SAN FRANCISCO (CN) – San Francisco on Monday ordered Uber and Lyft to turn over records on its driving practices, as City Attorney Dennis Herrera expressed concern about the ride-sharing companies’ compliance with local and state laws.
The subpoenas come less than a month after Herrera sued Uber in state court to force it to relinquish information about its drivers in San Francisco – including their names and addresses – to determine whether they have obtained the required registration to operate in the city.
Uber is fighting the case, claiming the city’s public website of registered businesses in San Francisco could expose drivers to harassment.
The companies have 15 days to comply with this new order or face fines or other penalties.
In a statement, Herrera said he is concerned about the number of Uber and Lyft drivers on city streets, saying the volume has led to traffic snarls as drivers double-park to pick up fares.
“We’ve all seen it: cars and bikes swerving to avoid an Uber or Lyft double-parked or camped in the bike lane,” Herrera said. “It’s not just a headache. It’s a hazard to everyone using the street.”
The San Francisco Municipal Transportation Agency is also worried about congestion.
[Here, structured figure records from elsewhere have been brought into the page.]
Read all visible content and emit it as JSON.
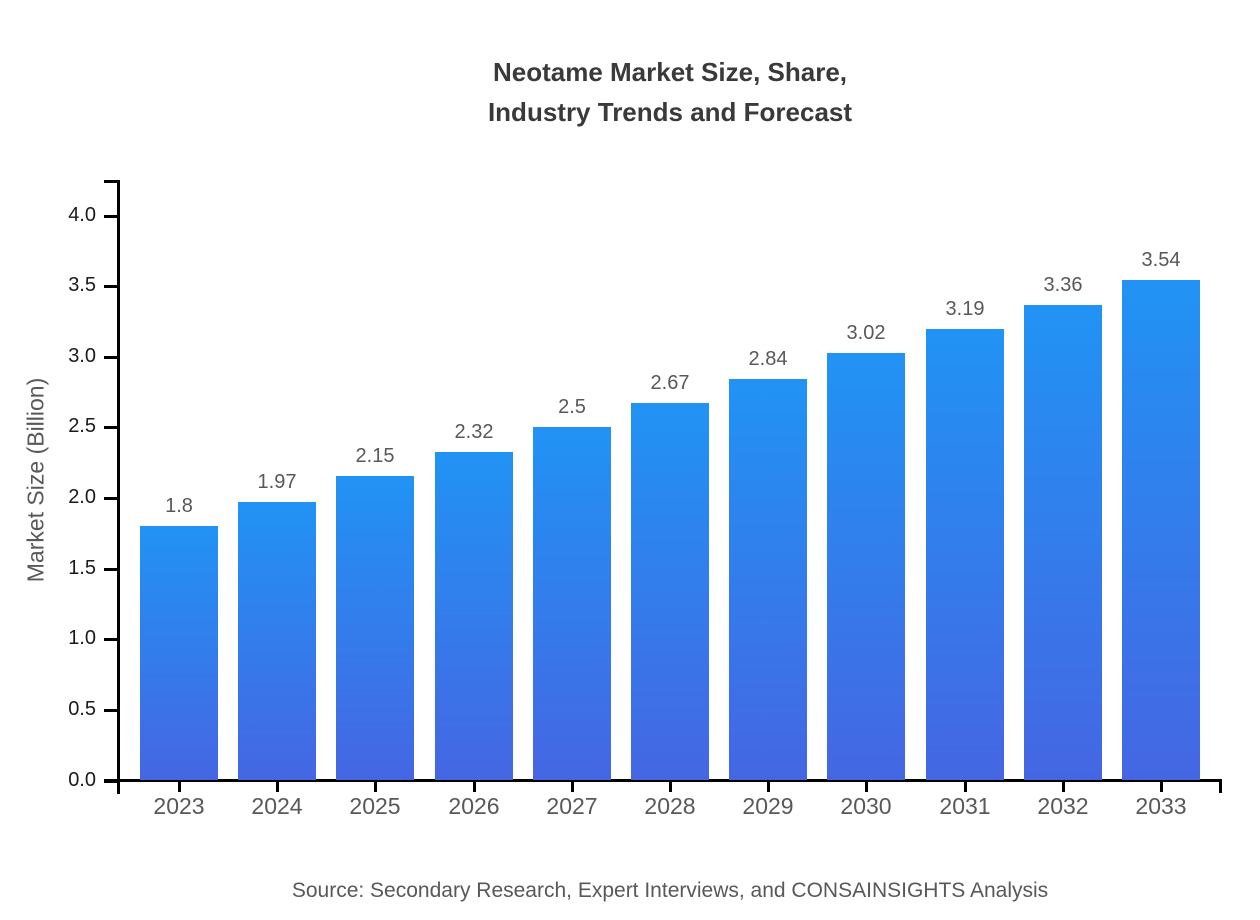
{
  "title": {
    "lines": [
      "Neotame Market Size, Share,",
      "Industry Trends and Forecast"
    ]
  },
  "source": "Source: Secondary Research, Expert Interviews, and CONSAINSIGHTS Analysis",
  "chart_data": {
    "type": "bar",
    "title": "Neotame Market Size, Share, Industry Trends and Forecast",
    "categories": [
      "2023",
      "2024",
      "2025",
      "2026",
      "2027",
      "2028",
      "2029",
      "2030",
      "2031",
      "2032",
      "2033"
    ],
    "values": [
      1.8,
      1.97,
      2.15,
      2.32,
      2.5,
      2.67,
      2.84,
      3.02,
      3.19,
      3.36,
      3.54
    ],
    "value_labels": [
      "1.8",
      "1.97",
      "2.15",
      "2.32",
      "2.5",
      "2.67",
      "2.84",
      "3.02",
      "3.19",
      "3.36",
      "3.54"
    ],
    "xlabel": "",
    "ylabel": "Market Size (Billion)",
    "ylim": [
      0,
      4.25
    ],
    "yticks": [
      0.0,
      0.5,
      1.0,
      1.5,
      2.0,
      2.5,
      3.0,
      3.5,
      4.0
    ],
    "grid": false,
    "legend": "none",
    "bar_color_top": "#2193f4",
    "bar_color_bottom": "#4566e3"
  },
  "colors": {
    "background": "#ffffff",
    "title_text": "#3a3a3a",
    "axis": "#000000",
    "y_tick_label": "#1a1a1a",
    "muted_label": "#585858"
  }
}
“We are hearing a growing number of complaints from residents, businesses, and our own traffic enforcement staff and Muni operators about the behavior of these drivers and the congestion and pollution caused by the sheer volume of these vehicles on our city’s streets,” the agency’s director of transportation Ed Reiskin said in a statement.
In an email, Uber spokeswoman Eva Behrend said there are other reasons besides its drivers are contributing to the city’s traffic problem.
“We’re more than happy to work with the city to address congestion, but it should be a comprehensive solution including construction, the city’s population increase, and the rise of online delivery services,” Behrend said.
Alluding to Uber’s legal fight with the city over driver information, she added, “Also, given the fact that the city posts home addresses of drivers on its public website, we have serious concerns about providing personal data that the city refuses to protect.”
In a 2015 SFMTA travel survey, Uber and Lyft rides accounted for just 2 percent of trips in San Francisco. Twenty-five percent of respondents said they walk, and 24 percent take public transit. Seventy percent of San Francisco respondents said they own or have access to a car.
But Herrera also said he’s worried about drivers commuting hundreds of miles from as far as the Central Valley and Southern California just to make extra money driving for Uber or Lyft, citing a San Francisco Chronicle investigation that said drivers sometimes work 12 to 16 hours in the city on top of their long commutes.
“These fatigued drivers are not only a threat to themselves, but to San Francisco pedestrians, bicyclists and drivers,” Herrera said. “Policies that encourage or turn a blind eye to drowsy driving by drivers with little or no familiarity with San Francisco’s roads or weather conditions make our city less safe. They are a public nuisance.”
In an email, city attorney spokesman John Coté said the city would do all it can to make sure Uber and Lyft turn over their records.
“We’ll take all appropriate legal steps to ensure compliance with the subpoenas,” he said.
Herrera has also requested records from the California Public Utilities Commission, which regulates “transportation network carriers” like Uber and Lyft, on these companies’ effects on traffic, parking, pollution and pedestrian safety, whether they provide service to disabled and low-income people, the average distance drivers travel before starting a shift, and drivers’ use of driveways, transit-only lanes, bike lanes or shoulders for picking up and unloading passengers.
His request seeks all annual reports submitted by Uber and Lyft to the commission since 2013.
In an email, Lyft spokeswoman Chelsea Harrison said the company just received and is reviewing the subpoena.
“We are currently reviewing the subpoena, but Lyft has always been focused on improving transportation access for people across all cities in which we operate. In San Francisco, nearly 30 percent of rides take place in underserved neighborhoods and 20 percent of Lyft rides begin or end at a public transit station,” Harrison said. “We also have a track record of working collaboratively with policymakers who regulate us, including the CPUC here in California, to ensure that our service complements existing transportation options.”